Mauro Vecchio

USA, la Rete per amica

Uno studio statunitense non è d'accordo con chi prospetta un futuro da eremiti della tecnologia. Internet e il mobile rinforzano i mondi sociali reali, infittendo le reti relazionali offline degli individui connessi

Roma - Una tesi che offuscherebbe l'apocalittica visione di un individuo triste e solo, risucchiato da una spersonalizzante tecnologia: la mancanza di veri amici non sarebbe affatto una conseguenza diretta dell'utilizzo di Internet. Questo il punto di vista di alcuni ricercatori della University of Pennsylvania che hanno concretizzato i propri studi in un'indagine dal titolo Isolamento sociale e nuove tecnologie. Pubblicata dal Pew Internet and American Life Project, la ricerca ha spiegato che attività online come blogging e social networking potrebbero condurre a reti sociali reali più ampie e diversificate.

Sia Internet che i dispositivi mobile, dunque, non sarebbero da collegare con l'isolamento sociale e la diminuzione di relazioni offline, confutando quelle tesi a favore di una chiusura progressiva degli individui a causa della realtà iperconnessa. "È un errore credere che l'utilizzo della Rete e dei dispositivi mobili trascini le persone in una spirale di solitudine - ha spiegato Keith Hampton, a capo del team statunitense di ricerca - anzi, è vero esattamente il contrario, che le nuove forme di comunicazione rinforzano i mondi sociali reali".

Lo studio ha coinvolto un campione rappresentativo di circa duemila adulti, contattati per via telefonica durante l'estate del 2008. I risultati recentemente pubblicati - con un margine di errore di 2,5 punti percentuali - hanno chiarito che solo il 6 per cento della popolazione degli Stati Uniti ha ammesso di non avere alcun amico offline con cui parlare di questioni importanti della vita quotidiana.
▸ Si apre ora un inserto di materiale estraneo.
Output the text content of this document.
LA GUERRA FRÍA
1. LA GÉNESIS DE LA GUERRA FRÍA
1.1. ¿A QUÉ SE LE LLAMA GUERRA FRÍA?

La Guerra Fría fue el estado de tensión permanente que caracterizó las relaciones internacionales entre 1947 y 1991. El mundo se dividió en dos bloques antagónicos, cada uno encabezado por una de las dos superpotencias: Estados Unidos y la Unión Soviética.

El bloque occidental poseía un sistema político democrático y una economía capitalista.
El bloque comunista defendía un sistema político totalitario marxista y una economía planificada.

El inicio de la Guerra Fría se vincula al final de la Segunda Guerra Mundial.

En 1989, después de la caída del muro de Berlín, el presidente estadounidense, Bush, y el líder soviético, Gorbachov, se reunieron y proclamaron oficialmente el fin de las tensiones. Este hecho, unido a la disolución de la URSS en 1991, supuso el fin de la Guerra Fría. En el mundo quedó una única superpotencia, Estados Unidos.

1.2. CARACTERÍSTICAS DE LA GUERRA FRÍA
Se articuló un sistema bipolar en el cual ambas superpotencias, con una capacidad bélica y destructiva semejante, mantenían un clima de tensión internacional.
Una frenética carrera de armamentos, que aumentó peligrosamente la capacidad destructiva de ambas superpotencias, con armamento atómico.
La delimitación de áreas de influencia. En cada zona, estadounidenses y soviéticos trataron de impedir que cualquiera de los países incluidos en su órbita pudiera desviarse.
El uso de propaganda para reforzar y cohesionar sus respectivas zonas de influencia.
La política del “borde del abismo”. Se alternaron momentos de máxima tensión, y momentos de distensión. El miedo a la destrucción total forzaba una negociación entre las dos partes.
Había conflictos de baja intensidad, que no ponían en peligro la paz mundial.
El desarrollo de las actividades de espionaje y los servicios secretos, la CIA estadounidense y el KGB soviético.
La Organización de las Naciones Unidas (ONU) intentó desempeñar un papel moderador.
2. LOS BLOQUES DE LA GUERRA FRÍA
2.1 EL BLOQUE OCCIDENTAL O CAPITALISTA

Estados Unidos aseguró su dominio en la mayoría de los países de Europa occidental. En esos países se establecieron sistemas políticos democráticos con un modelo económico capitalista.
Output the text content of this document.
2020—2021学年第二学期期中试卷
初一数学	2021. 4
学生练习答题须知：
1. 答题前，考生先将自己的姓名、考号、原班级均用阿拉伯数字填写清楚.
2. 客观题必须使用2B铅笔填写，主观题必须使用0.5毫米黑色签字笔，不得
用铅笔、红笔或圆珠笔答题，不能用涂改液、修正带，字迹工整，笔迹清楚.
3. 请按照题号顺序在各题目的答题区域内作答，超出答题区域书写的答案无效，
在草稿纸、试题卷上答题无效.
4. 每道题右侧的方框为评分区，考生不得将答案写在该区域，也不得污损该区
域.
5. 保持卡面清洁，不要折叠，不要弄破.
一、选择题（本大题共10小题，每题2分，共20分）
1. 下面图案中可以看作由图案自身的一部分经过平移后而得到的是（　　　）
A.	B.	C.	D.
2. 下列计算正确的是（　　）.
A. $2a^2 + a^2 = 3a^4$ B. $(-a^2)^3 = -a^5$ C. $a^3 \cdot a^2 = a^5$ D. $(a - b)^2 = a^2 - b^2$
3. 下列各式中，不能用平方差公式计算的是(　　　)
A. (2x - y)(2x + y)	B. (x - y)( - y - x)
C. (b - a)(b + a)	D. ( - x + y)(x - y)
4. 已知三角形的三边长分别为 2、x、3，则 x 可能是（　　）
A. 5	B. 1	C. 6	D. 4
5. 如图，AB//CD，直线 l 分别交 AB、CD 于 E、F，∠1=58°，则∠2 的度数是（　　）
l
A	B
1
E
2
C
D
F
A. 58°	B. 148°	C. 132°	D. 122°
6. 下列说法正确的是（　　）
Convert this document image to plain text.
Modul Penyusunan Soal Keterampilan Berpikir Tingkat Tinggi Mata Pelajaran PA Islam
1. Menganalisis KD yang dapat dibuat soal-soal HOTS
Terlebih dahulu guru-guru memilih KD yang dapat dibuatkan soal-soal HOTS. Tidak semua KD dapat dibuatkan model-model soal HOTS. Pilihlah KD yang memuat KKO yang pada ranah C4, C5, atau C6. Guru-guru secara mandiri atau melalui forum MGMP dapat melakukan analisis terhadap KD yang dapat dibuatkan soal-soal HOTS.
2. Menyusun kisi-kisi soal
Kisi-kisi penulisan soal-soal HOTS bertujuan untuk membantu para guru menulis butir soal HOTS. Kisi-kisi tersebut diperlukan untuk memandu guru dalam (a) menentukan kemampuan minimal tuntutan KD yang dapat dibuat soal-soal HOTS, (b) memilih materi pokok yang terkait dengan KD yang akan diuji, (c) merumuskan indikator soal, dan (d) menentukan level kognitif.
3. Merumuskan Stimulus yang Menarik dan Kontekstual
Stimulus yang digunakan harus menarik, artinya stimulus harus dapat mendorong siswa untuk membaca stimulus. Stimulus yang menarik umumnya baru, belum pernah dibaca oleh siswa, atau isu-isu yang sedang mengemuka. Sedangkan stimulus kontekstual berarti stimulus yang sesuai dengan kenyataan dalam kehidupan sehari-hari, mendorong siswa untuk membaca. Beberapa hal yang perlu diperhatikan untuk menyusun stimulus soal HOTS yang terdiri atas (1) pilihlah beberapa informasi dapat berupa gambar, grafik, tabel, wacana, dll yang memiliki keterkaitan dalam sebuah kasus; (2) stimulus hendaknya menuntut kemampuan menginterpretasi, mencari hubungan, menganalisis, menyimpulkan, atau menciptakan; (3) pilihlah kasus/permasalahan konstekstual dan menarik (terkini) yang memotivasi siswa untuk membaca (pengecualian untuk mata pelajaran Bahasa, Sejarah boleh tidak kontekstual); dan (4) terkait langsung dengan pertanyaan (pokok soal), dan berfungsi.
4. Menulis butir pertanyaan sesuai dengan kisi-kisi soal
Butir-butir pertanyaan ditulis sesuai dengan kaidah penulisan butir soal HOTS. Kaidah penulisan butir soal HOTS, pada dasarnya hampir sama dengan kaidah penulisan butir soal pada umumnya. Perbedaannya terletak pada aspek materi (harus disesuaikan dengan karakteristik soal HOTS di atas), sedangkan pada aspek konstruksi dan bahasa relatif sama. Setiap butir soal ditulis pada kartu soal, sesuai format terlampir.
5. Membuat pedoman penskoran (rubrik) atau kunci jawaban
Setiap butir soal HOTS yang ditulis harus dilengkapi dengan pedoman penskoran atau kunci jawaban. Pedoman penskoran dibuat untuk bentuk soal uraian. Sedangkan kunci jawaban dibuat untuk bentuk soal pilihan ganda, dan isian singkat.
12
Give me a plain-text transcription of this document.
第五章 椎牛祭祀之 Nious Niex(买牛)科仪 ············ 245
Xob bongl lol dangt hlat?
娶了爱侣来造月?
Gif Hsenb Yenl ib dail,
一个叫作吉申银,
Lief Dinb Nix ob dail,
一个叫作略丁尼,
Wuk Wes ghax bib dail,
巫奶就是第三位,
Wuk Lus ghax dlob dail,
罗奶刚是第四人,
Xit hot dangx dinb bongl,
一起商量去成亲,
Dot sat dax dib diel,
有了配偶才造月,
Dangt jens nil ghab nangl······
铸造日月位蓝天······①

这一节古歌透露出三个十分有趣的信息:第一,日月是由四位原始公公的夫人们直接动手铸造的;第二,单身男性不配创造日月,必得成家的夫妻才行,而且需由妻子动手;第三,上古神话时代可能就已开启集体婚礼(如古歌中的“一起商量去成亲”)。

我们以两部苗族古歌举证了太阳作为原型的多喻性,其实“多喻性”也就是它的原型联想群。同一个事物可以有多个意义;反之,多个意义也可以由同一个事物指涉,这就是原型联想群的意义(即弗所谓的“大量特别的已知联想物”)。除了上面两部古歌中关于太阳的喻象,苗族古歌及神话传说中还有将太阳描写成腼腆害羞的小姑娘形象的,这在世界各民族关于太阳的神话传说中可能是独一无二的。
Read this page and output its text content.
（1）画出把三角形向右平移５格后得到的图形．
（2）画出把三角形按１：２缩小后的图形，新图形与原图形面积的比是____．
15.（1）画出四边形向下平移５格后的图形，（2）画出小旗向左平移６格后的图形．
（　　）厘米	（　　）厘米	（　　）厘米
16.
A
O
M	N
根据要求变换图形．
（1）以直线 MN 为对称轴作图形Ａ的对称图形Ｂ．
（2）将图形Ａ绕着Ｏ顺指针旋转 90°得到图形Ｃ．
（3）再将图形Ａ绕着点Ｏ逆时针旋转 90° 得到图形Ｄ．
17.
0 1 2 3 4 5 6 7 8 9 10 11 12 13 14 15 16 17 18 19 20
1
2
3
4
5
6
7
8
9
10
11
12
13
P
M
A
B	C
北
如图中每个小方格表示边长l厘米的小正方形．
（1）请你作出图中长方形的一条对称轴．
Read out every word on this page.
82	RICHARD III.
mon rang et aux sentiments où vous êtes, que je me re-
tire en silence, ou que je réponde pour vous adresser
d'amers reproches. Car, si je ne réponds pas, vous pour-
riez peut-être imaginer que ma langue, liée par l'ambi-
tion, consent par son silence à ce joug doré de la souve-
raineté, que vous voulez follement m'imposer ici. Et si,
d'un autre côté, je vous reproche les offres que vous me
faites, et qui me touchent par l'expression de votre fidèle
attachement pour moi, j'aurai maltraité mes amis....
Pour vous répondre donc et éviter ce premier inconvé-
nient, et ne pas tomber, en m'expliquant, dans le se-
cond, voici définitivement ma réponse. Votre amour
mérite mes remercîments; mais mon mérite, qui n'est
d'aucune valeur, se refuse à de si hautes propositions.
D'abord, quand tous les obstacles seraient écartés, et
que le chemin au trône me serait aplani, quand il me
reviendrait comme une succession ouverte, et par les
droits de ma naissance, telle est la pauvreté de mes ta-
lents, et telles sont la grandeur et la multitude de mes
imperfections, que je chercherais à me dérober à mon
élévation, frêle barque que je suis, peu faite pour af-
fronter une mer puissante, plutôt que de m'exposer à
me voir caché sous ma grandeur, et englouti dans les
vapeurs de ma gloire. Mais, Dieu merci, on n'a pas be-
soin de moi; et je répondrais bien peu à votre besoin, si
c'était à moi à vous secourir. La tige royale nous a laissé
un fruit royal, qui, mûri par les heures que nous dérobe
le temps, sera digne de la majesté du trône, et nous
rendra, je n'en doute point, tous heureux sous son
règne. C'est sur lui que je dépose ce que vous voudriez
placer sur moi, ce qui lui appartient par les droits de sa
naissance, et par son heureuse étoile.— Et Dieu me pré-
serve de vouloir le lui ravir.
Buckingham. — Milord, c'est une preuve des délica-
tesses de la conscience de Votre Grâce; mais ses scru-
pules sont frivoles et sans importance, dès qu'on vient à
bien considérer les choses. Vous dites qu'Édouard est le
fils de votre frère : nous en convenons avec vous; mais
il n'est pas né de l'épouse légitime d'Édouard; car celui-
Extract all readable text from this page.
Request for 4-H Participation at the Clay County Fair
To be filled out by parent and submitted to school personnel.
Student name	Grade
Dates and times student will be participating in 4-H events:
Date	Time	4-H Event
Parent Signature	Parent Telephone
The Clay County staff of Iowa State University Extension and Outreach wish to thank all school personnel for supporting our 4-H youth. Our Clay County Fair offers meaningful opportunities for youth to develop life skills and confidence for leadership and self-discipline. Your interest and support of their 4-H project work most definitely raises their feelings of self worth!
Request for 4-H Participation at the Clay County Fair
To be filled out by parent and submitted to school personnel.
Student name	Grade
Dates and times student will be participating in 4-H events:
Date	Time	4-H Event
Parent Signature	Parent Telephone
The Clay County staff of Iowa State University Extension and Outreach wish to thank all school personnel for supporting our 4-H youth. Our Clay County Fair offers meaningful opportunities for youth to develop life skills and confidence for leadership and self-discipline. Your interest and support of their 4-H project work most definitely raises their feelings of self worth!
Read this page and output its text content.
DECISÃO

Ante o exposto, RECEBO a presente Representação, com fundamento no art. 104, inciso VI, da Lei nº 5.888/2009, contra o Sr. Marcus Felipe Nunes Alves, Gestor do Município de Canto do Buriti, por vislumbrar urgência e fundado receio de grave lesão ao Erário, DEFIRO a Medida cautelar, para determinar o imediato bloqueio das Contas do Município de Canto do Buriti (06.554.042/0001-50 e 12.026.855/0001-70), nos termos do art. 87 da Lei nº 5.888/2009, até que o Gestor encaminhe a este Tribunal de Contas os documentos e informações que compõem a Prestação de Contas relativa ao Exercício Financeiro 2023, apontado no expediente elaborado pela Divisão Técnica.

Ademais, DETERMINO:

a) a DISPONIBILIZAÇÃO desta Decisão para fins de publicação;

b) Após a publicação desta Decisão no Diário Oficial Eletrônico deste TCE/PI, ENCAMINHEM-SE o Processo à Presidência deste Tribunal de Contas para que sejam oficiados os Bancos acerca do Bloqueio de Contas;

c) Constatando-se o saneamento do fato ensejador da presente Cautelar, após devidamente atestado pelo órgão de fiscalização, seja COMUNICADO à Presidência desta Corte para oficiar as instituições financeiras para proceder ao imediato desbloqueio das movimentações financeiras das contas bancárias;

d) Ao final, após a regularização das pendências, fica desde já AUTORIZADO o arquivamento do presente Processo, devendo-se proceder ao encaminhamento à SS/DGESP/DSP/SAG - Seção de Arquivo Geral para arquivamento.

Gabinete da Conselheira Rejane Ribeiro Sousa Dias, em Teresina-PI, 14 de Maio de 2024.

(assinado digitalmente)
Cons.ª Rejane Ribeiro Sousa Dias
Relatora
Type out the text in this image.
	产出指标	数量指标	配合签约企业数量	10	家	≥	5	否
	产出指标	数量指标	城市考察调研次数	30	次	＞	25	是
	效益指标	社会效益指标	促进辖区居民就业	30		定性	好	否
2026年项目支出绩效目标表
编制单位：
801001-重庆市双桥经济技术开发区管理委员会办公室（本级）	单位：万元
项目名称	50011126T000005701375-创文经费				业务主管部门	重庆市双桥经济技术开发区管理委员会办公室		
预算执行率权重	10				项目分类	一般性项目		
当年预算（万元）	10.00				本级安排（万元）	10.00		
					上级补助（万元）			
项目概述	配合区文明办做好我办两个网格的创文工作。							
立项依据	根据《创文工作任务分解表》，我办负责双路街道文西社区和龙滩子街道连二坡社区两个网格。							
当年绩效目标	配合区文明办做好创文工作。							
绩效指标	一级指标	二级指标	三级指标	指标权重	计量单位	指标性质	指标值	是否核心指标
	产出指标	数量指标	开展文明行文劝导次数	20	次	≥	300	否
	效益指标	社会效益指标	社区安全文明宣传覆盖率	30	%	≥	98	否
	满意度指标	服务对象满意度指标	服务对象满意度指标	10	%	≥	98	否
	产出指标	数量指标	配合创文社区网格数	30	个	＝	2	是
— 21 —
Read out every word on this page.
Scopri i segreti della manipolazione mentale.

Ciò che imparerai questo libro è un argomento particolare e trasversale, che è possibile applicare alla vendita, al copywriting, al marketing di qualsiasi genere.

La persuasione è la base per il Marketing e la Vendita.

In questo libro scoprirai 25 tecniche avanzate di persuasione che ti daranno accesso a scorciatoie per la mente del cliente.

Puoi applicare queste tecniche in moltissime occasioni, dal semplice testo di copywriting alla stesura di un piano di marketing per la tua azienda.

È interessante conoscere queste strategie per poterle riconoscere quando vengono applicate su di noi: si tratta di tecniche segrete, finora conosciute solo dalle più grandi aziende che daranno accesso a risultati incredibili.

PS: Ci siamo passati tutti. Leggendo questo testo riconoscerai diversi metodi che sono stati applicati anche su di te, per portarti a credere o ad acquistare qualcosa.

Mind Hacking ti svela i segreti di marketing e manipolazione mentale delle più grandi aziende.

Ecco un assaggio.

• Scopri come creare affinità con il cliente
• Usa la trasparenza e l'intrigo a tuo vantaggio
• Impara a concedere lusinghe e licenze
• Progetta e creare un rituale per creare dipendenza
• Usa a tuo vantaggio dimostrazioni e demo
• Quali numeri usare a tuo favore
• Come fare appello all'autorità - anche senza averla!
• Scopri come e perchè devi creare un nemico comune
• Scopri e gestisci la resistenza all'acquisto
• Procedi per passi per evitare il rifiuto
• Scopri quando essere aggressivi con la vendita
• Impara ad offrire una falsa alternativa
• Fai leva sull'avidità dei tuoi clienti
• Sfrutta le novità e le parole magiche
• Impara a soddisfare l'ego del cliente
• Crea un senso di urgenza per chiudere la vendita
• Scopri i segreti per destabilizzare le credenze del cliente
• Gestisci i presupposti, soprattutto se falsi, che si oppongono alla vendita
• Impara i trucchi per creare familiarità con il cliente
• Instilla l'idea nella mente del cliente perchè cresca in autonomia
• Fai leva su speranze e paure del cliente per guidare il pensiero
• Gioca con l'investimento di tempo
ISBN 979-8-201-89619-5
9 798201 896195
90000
I contatti faccia a faccia sono sostanzialmente ancora primari per la maggior parte degli intervistati, con una media di 210 giorni all'anno passati da ognuno all'interno della propria ristretta cerchia di amicizie analogiche.
In media, le dimensioni delle reti di relazioni mantenute offline sono risultate del 12 per cento più grandi proprio per gli utenti mobile, mentre chi usa abitualmente programmi di instant messaging le vedrebbe crescere del 9 per cento. "Le persone utilizzano la tecnologia per rimanere in contatto con gli altri e condividere informazione - ha continuato Hampton - e questo le rende socialmente molto attive oltre che maggiormente legate alle loro comunità d'appartenenza".